There weren’t cocksure responses, just pointers to hopeful experiments.
Later Friday, Clay Shirky, author of Here Comes Everybody: The Power of Organizing Without Organizations and who most certainly was unaware of our discussion in a classroom in Murfreesboro, posted a long and thoughtful post on “Thinking the Unthinkable.”
When someone demands to know how we are going to replace newspapers, they are really demanding to be told that we are not living through a revolution. They are demanding to be told that old systems won’t break before new systems are in place. They are demanding to be told that ancient social bargains aren’t in peril, that core institutions will be spared, that new methods of spreading information will improve previous practice rather than upending it. They are demanding to be lied to.
There are fewer and fewer people who can convincingly tell such a lie.
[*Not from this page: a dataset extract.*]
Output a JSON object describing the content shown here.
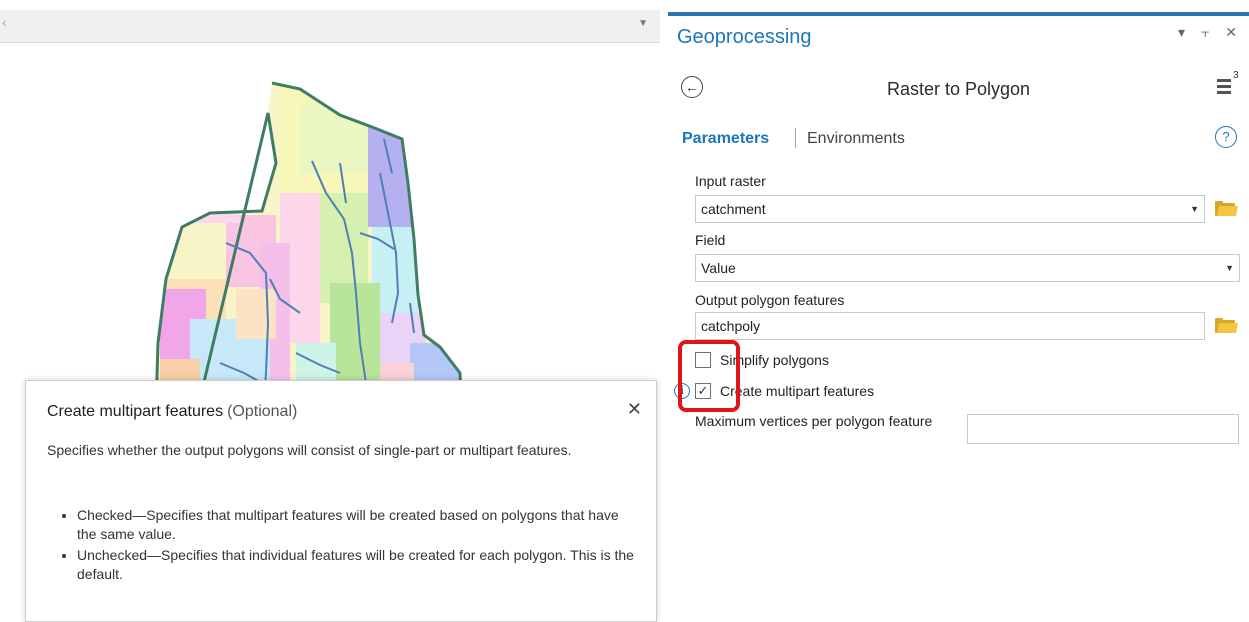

Maybe I’m telling, or believing, the lie, but I still hold that news organizations that currently publish newspapers will survive; not all of them, but many of them. They will be changed; journalism will change. And I agree with Shirky that the old model will fail, or has failed, before a new one springs up to replace it. That has happened; just some say it’s the economy.
As Shirky says, now is the time for many experiments, most of which many appear insignificant to the goal. He writes:
No one experiment is going to replace what we are now losing with the demise of news on paper, but over time, the collection of new experiments that do work might give us the reporting we need.
Or, as he put it another way, “Nothing will work, but everything might.”
As if we needed further evidence that the future unthinkable is actually behind us, it was provided Thursday by a Pew Research Center for the People & the Press piece on a new poll:
As many newspapers struggle to stay economically viable, fewer than half of Americans (43%) say that losing their local newspaper would hurt civic life in their community “a lot.” Even fewer (33%) say they would personally miss reading the local newspaper a lot if it were no longer available.
Time to get back to tinkering with new experiments in search of discovering the nexus of nothing and everything. The American Press Institute sessions surfaced some good thoughts.
Update: Rex Hammock was also musing on the Pew poll and the implications for newspapers.